DG: Sometimes you hear something new that totally refreshes your ears. It’s hard to imagine how much music exists out there that you haven’t heard that you would love.

HMS: A friend of mine uses the word “discovery”. That sense of finding a new world that’s going to be your next big obsession that you didn’t know existed. Tower Records was somewhat known for that, allowing people to discover things.

DG: My boyfriend was telling me that he got his first record at Tower Records in Singapore, when he was 7. It was some boy band, but his friend came with him, and his dad said that they could each pick one, but then had to listen to them, back to back, when they got home. And his friend picked Marilyn Manson.

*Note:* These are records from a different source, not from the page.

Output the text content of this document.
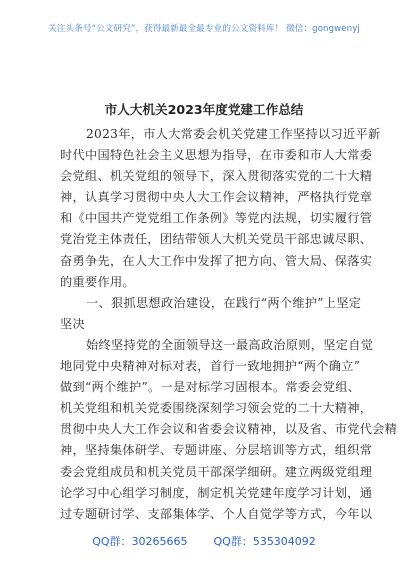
关注头条号“公文研究”，获得最新最全最专业的公文资料库！ 微信：gongwenyj
市人大机关2023年度党建工作总结
2023年，市人大常委会机关党建工作坚持以习近平新
时代中国特色社会主义思想为指导，在市委和市人大常委
会党组、机关党组的领导下，深入贯彻落实党的二十大精
神，认真学习贯彻中央人大工作会议精神，严格执行党章
和《中国共产党党组工作条例》等党内法规，切实履行管
党治党主体责任，团结带领人大机关党员干部忠诚尽职、
奋勇争先，在人大工作中发挥了把方向、管大局、保落实
的重要作用。
一、狠抓思想政治建设，在践行“两个维护”上坚定
坚决
始终坚持党的全面领导这一最高政治原则，坚定自觉
地同党中央精神对标对表，首行一致地拥护“两个确立”
做到“两个维护”。一是对标学习固根本。常委会党组、
机关党组和机关党委围绕深刻学习领会党的二十大精神，
贯彻中央人大工作会议和省委会议精神，以及省、市党代会精
神，坚持集体研学、专题讲座、分层培训等方式，组织常
委会党组成员和机关党员干部深学细研。建立两级党组理
论学习中心组学习制度，制定机关党建年度学习计划，通
过专题研讨学、支部集体学、个人自觉学等方式，今年以
QQ群：30265665 QQ群：535304092
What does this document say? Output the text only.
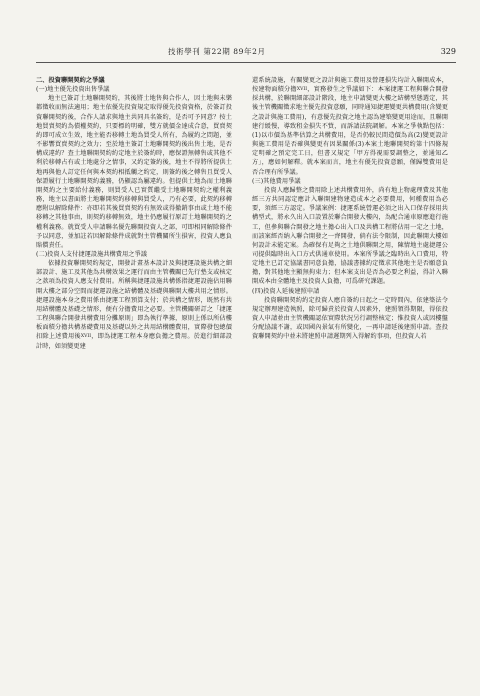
技術學刊 第22期 89年2月	329

二、投資聯開契約之爭議

(一)地主優先投資出售爭議

地主已簽訂土地聯開契約，其後將土地售與合作人，因土地與未樂都徵收而無法適用；地主依優先投資規定取得優先投資資格，於簽訂投資聯開契約後，合作人請求與地主共同具名簽約，是否可予同意？按土地買賣契約為債權契約，只要標的明確，雙方就價金達成合意，買賣契約即可成立生效，地主能否移轉土地為買受人所有，為履約之問題，並不影響買賣契約之效力；至於地主簽訂土地聯開契約後出售土地，是否構成違約？查土地聯開契約約定地主於簽約時，應保證無轉售或其他不利於移轉占有或土地處分之情事，又約定簽約後，地主不得將所提供土地再與他人訂定任何與本契約相抵觸之約定，則簽約後之轉售且買受人保證履行土地聯開契約義務，仍顯認為屬違約。但提供土地為而土地聯開契約之主要給付義務，則買受人已實質繼受土地聯開契約之權利義務，地主以書面將土地聯開契約移轉與買受人，乃有必要，此契約移轉應附以解除條件：亦即若其後買賣契約有無效或得撤銷事由或土地不能移轉之其他事由，則契約移轉無效，地主仍應履行原訂土地聯開契約之權利義務。就買受人申請聯名優先聯開投資人之部，可即相同解除條件予以同意，並加註若因解除條件成就對主管機關所生損害，投資人應負賠償責任。

(二)投資人支付捷運設施共構費用之爭議

依據投資聯開契約規定，開發計畫基本設計及與捷運設施共構之細部設計、施工及其他為共構效果之運行而由主管機關已先行墊支或核定之款項為投資人應支付費用。所稱與捷運設施共構係指捷運設施佔用聯開大樓之部分空間而捷運設施之結構體及基礎與聯開大樓共用之情形。捷運設施本身之費用係由捷運工程預算支付；於共構之情形，既然有共用結構體及基礎之情形，便有分擔費用之必要。主管機關研訂之「捷運工程與聯合開發共構費用分攤原則」即為執行準據，原則上係以所佔樓板面積分擔共構基礎費用及基礎以外之共用結構體費用，實際發包總價扣除上述費用後$^{XVII}$，即為捷運工程本身應負擔之費用。於進行細部設計時，如須變更建

還系統設施，有關變更之設計與施工費用及營運損失均計入聯開成本，按建物面積分擔$^{XVII}$，實務發生之爭議如下：本案捷運工程與聯合開發採共構，於聯開細部設計階段，地主申請變更大樓之結構型態選定，其後主管機關徵求地主優先投資意願，同時通知捷運變更共構費用(含變更之設計與施工費用)，有意優先投資之地主認為建築變更用途而，且聯開建行緩慢，導致租金損失不貲，而訴請法院調解。本案之爭執點包括：(1)以市價為基準估算之共構費用，是否仍較民間造價為高(2)變更設計與施工費用是否確與變更有因果關係(3)本案土地聯開契約第十四條規定明確之預定完工日，但書又規定「甲方得視需要調整之，並通知乙方」，應如何解釋。就本案而言，地主有優先投資意願，僅歸雙費用是否合理有所爭議。

(三)其他費用爭議

投資人應歸整之費用除上述共構費用外，尚有地上物處理費及其他經三方共同認定應計入聯開建物建造成本之必要費用，何種費用為必要，須經三方認定。爭議案例：捷運系統營運必須之出入口保存採用共構型式，將永久出入口設置於聯合開發大樓內，為配合通車原應進行施工，但參與聯合開發之地主擔心出入口及共構工程將佔用一定之土地，而該案經否納入聯合開發之一齊開發，倘有法令限制，因此聯開大樓如何設計未能定案。為確保有足夠之土地供聯開之用，陳情地主處捷運公司提供臨時出入口方式供通車使用。本案所爭議之臨時出入口費用，特定地主已訂定協議書同意負擔，協議書據約定徵求其他地主是否願意負擔，對其他地主顯無拘束力；但本案支出是否為必要之利益，得計入聯開成本由全體地主及投資人負擔，可爲研究課題。

(四)投資人延後建照申請

投資聯開契約約定投資人應自簽約日起之一定時間內，依建築法令規定辦理建造執照，除可歸責於投資人因素外，建照領得期限，得依投資人申請並由主管機關認依實際狀況另行調整核定；惟投資人或因樓盤分配協議不謝，或因國內景氣有所變化，一再申請延後建照申請。查投資聯開契約中並未將建照申請遲期列入得解約事項，但投資人若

HMS: I can remember the first CD that I bought, rather than just borrowing from other people, and it was from Tower Records in New York, an early Radiohead album.

Regarding live events, I saw online that you had been playing at a kind of larger venue in February, maybe in Rome?

DG: The Damien Jurado shows. There were between 400 and 800 people every night. That was the biggest audience I had played to.

HMS: Were the audience receptive to new music?

DG: They were. I got a lot of sweet comments, and it was really fun to do. I went to a lot of European towns I had never been to. That’s the coolest thing about touring, if you have the time, to check out new cities and walk.

HMS: Yes, to get new influences.

We have a Tower Records motto, “No Music, No Life” and “Know Music, Know Life”. What do you think of those mottos and how might they apply to your life?

DG: Music has given me so much joy for life that I haven’t really felt otherwise. I think those two interpretations are interlinked. There’s so much you can learn that you don’t even realize. I’ve never been a hyper-social person, so music has often played the role of interlocutor. It’s a way in which I can receive the pain of someone or share my pain. I like talking, but I don’t often search out people to listen to me. Music has always been there for me. I feel like I could say a lot about it, but it’s been the most beautiful thing to me.

HMS: I like what you said about how you can learn things through music without even realizing it. I think music can teach a lot of emotional intelligence, helping you realize things about other people and about yourself.

DG: Absolutely. Often, people put a lot of effort into writing songs. It takes a lot of life to live to write a song. It takes a lot to write, at least for me, and I really appreciate that gift, to be able to rejoice, cry, or meditate, through music.